What I’ve also come to realize is The Whale is a very important character. He’s probably the one one wants to be most connected to, because the way [Herman] Melville (Moby Dick’s author) describes him is his eyes are on each side of his face, so he’s able to hold two completely disparate concepts in his brain at one time. That’s what I’ve tried to do in the book: be The Whale.
Being Patient: What do you hope people can take away from the book?
Cindy Weinstein: I hope they can get information that will allow them to be better advocates for themselves and their loved ones when they interact with the medical and scientific community.
The other thing is that I hope people who are experiencing grief can know that — and Helen Macdonald’s H Is for Hawk talks about this — there’s no such thing as normal grief. If it takes 30 years, it takes 30 years, and there’s nothing you can do about that. If you don’t go through the various stages of grief the way the books tell you you’re supposed to, that’s alright.
Being able to tell my story of broken grief and very long grief and deferred grief is my way of trying to help readers understand that whatever they’re feeling, it’s okay to feel it. You can’t help it.
Being Patient: Bruce, do you have any thoughts to add about the book’s takeaways?
Bruce Miller: I hope people [who] read it aren’t scared by the story and are left with a sense of hope that we will do better than the previous generations did and we’ll do better 10 years from now. The therapies are coming and that’s going to be a very different set of stories. What happens when someone returns from deficits or whose deficits suddenly stop progressing? That’s the space we’re in now, so there’s always going to be a need for human stories.

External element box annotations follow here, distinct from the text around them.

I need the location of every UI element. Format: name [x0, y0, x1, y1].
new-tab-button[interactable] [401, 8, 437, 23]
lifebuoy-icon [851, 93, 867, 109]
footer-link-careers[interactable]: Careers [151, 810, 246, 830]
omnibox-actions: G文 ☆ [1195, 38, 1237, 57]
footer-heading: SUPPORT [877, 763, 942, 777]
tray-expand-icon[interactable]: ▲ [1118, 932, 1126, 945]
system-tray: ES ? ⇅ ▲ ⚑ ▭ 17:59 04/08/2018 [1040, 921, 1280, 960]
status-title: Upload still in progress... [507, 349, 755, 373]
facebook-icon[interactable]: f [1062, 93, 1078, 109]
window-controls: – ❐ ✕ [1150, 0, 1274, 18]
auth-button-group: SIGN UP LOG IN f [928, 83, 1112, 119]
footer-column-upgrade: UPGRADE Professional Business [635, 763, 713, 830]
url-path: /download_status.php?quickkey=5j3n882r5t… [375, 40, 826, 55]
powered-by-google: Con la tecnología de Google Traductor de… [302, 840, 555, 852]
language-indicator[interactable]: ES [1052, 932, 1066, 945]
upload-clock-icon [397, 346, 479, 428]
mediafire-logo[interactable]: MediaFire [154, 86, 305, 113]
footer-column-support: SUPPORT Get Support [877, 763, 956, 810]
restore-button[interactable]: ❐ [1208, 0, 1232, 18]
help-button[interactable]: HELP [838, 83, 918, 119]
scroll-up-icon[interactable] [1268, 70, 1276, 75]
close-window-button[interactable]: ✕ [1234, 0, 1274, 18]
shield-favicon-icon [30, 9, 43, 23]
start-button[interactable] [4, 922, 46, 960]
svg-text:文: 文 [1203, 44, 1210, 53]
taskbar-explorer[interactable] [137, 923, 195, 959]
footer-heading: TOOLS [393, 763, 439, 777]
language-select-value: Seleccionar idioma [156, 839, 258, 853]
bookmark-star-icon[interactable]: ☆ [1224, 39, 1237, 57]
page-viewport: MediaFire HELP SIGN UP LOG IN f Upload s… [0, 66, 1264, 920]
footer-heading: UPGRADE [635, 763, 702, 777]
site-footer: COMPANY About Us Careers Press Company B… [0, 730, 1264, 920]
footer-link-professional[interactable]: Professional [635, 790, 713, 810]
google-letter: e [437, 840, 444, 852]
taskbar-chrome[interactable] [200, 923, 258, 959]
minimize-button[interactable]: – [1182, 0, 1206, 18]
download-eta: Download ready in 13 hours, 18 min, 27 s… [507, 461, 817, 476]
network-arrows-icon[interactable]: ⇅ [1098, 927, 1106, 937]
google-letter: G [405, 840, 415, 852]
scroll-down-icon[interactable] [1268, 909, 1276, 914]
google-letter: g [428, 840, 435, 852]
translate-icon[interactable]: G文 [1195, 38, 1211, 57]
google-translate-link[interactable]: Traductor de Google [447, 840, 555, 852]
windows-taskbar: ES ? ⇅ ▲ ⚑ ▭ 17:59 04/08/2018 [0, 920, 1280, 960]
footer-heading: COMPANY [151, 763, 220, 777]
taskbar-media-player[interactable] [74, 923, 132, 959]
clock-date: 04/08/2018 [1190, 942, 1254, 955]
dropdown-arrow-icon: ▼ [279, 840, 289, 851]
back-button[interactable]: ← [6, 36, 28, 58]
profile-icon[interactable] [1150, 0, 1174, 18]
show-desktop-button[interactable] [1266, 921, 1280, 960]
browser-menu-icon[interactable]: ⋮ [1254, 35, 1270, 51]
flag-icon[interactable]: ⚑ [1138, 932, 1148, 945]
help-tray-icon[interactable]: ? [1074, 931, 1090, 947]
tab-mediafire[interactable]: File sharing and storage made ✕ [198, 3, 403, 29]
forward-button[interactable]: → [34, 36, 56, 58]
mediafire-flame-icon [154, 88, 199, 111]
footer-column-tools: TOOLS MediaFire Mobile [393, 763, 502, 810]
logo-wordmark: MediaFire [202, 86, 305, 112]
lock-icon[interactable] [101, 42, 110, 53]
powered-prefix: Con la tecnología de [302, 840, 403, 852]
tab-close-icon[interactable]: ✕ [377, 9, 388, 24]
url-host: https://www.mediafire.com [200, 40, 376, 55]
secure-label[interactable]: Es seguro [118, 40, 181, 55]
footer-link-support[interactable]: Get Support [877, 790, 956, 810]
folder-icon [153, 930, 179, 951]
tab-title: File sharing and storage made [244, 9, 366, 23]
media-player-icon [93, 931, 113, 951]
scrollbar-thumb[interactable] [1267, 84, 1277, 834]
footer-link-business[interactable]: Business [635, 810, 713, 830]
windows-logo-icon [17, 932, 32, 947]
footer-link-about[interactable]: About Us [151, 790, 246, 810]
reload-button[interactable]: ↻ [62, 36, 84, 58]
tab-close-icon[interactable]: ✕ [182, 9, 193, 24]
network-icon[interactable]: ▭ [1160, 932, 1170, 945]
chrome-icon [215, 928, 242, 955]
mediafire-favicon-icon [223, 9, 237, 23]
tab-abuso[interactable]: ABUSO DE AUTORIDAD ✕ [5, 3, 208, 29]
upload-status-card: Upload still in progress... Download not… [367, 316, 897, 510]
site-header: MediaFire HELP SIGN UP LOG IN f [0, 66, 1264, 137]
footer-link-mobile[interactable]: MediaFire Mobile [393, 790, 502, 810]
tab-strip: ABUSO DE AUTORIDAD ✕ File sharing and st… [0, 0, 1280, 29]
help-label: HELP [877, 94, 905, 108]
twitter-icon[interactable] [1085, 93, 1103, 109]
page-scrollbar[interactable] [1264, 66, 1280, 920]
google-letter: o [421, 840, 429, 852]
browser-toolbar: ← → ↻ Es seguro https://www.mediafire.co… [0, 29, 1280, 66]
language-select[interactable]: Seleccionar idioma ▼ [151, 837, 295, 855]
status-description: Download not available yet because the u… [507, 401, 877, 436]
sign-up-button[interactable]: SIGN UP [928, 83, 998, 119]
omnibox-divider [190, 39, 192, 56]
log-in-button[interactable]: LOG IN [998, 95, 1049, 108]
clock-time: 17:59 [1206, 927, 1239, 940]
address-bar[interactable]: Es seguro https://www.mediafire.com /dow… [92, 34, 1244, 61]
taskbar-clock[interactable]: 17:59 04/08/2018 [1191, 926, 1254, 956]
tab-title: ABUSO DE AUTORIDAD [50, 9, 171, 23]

“I emphasize the good things that I can see:
the wonderful humanity of the patient and their
loved one, and the things that they do that bring joy to
them and their grandchildren and others around them.”
Being Patient: Regardless of how advanced medical technologies become, understanding the patient’s story will always be important.
Bruce Miller: What a good physician does is he or she learns people’s stories, listens [and] hears where someone is coming from. Without those personal stories, we’re quite inadequate in our ability to heal.
Being Patient: As a clinician, how do you offer hope for families without offering false hope?
Bruce Miller: Most of these diseases [progress slowly]. I emphasize the good things that I can see: the wonderful humanity of the patient and their loved one, and the things that they do that bring joy to them and their grandchildren and others around them.
I talk about exercise. I really do believe that this slows progression of illnesses and increases well being. [I] emphasize social networks stimulation. [I] emphasize that the average person with Alzheimer’s disease who starts on the type of medication that is helpful is about where they were after a year.
[The disease] is not necessarily going to rob you instantaneously of all cognitive abilities. In the meantime, there are new therapies coming fast, so it is a hopeful time.
The interview has been edited for length and clarity.